Proof: Let $x, y \in P$ and suppose $y=x^g$ is conjugate to $x$ by some element $g \in G$. Let $Y=C_G(Y)$. Since $y \in Z(P)$, $P \leq Y$ is a Sylow $p$-subgroup. However, $x^g \in Z(P^g) = P^g$ so $P^g \leq Y$ is also a Sylow $p$-subgroup. By Sylow's theorem $P$ and $P^g$ are conjugate in $Y$, say $P = (P^g)^z$ for some $z \in Y = C_G(y)$. Now $x^{gz} = y^z = y$, with $gz \in N_G(P)$. Hence if $y=x^g$ for $g\in G$, then $y = x^h$ for some $h=gz \in N_G(P)$. $\square$

This is important for the transfer map: $T_P^G(x) = \prod (x^g)^{n_g}$ is a product of conjugates of $x$ raised to a power that puts them back inside $P$ with $\sum n_g = [G:P]$, by the transfer evaluation lemma (Isaacs's 5.5). However, if $x$ starts in $P$, then the only time $(x^g)^{n_g}$ is back in $P$ is when $(x^{n_g})^g = x^{n_g}$. That means $T(x) = x^{[G:P]}$ and $\ker(T) \cap P = 1$. However, the kernel of $T$ clearly contains every Sylow $q$-subgroup for $q \neq p$ since the image is a $p$-group, and also every $[g,h]$ since the image is abelian. In other words $\ker(T) \geq O^p(G) [G,G]$. If one is a bit more careful, one can actually show equality. We definitely have $T$ is surjective (it is an isomorphism when restricted to $P$), so we get that $\ker(T)$ is a normal subgroup of $G$ with $[G:\ker(T)] = |P| = 8$.

The Schur–Zassenhaus theorem gives that $G = P \ltimes \ker(T)$ is a semi-direct product.

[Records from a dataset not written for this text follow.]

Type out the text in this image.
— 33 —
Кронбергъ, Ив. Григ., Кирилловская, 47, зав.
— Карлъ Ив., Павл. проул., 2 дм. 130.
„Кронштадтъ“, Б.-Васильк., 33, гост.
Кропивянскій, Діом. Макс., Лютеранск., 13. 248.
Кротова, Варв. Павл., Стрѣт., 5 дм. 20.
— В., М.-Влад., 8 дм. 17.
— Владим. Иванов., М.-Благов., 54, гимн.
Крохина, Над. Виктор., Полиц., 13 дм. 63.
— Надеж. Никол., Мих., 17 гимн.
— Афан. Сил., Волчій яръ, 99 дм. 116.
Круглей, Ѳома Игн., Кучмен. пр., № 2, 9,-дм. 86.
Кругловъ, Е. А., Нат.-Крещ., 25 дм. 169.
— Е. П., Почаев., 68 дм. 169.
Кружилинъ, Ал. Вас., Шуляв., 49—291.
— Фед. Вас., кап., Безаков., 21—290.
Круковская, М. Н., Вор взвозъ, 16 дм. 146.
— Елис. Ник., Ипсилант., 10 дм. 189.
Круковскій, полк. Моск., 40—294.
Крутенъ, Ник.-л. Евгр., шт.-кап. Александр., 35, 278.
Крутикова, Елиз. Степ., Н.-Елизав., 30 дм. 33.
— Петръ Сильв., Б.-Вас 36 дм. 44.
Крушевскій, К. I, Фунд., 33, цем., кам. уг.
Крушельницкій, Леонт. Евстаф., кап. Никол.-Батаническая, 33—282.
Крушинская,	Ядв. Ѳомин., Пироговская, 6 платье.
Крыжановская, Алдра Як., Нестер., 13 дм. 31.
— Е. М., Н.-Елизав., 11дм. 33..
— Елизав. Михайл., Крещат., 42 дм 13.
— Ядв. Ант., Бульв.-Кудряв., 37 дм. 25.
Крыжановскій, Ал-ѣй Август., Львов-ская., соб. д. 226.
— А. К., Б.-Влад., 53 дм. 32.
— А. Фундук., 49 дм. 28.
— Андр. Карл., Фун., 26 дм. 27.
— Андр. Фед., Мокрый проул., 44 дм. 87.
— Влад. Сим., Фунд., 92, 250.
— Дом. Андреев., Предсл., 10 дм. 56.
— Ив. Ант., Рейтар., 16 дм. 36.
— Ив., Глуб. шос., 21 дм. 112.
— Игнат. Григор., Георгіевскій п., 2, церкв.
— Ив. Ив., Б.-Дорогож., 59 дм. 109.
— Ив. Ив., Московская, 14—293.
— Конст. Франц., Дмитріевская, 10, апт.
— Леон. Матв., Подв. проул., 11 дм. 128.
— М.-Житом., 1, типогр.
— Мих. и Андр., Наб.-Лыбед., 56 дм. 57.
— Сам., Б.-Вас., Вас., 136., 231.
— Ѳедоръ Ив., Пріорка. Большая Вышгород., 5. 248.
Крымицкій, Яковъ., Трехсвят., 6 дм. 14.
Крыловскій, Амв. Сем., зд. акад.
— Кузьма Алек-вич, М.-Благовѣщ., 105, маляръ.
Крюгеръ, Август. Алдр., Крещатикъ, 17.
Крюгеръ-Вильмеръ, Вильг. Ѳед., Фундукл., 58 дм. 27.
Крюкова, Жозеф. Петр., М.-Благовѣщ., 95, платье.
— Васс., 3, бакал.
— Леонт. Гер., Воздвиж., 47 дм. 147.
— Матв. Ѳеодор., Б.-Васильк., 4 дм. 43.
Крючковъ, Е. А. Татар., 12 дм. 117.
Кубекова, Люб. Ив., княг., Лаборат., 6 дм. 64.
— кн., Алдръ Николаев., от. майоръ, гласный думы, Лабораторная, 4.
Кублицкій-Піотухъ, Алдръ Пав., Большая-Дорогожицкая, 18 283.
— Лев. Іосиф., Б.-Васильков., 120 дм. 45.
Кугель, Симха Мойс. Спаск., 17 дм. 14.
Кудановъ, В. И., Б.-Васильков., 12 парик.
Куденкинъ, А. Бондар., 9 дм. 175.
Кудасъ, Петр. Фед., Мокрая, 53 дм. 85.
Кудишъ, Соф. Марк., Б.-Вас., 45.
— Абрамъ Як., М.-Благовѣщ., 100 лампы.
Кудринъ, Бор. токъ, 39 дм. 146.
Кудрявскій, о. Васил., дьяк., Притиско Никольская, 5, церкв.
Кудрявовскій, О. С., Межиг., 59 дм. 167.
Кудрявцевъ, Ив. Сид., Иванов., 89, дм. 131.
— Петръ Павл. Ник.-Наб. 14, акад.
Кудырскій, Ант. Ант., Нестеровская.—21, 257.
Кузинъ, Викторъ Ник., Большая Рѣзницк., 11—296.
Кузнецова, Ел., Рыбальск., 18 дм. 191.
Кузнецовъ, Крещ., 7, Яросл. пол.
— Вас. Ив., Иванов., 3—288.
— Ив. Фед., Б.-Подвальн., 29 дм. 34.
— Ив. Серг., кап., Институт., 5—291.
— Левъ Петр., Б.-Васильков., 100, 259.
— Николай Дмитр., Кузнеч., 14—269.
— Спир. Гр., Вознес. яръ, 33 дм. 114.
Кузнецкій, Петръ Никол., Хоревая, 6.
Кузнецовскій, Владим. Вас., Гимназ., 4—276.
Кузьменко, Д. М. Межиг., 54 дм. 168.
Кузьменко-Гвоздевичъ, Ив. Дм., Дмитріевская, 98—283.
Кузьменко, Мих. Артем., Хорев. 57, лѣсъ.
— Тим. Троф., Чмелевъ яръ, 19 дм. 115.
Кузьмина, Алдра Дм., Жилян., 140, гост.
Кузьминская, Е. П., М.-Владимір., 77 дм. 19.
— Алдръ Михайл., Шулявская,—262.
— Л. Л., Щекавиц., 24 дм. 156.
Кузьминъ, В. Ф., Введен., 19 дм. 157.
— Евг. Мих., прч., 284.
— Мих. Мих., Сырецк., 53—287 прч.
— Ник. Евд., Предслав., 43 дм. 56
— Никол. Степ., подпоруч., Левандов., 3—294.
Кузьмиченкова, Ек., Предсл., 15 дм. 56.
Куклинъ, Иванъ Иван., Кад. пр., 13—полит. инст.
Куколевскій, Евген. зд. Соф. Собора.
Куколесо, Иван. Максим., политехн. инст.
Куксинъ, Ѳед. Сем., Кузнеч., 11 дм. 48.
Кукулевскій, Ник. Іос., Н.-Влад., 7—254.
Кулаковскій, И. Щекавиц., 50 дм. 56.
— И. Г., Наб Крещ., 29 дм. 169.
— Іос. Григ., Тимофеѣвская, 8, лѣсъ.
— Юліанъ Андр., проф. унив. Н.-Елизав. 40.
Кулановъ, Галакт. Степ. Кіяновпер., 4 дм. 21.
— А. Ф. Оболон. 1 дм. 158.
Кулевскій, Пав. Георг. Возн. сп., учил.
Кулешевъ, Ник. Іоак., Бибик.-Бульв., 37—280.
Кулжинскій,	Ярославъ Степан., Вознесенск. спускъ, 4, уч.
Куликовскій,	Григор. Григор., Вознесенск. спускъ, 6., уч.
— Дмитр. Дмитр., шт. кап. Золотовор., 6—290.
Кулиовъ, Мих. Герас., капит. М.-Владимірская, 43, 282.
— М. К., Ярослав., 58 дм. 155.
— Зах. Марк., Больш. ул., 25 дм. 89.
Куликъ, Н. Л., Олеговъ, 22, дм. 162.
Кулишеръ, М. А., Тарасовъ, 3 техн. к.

The same argument works for $P\cong C_8$, but Derek gives a simple argument in this case.

Both of these cases are known as trivial fusion. When $P$ is abelian, you only need to check the $p'$-part of $\Aut(P)$. When $P$ is not abelian, then you get fancier versions (Frobenius's $p$-complement theorem says you only need to check certain subgroups of $\Aut(Q)$ for $Q \leq P$; Alperin–Goldschmidt gives exactly which $Q \leq P$ and which subgroups of $\Aut(Q)$ need to be checked).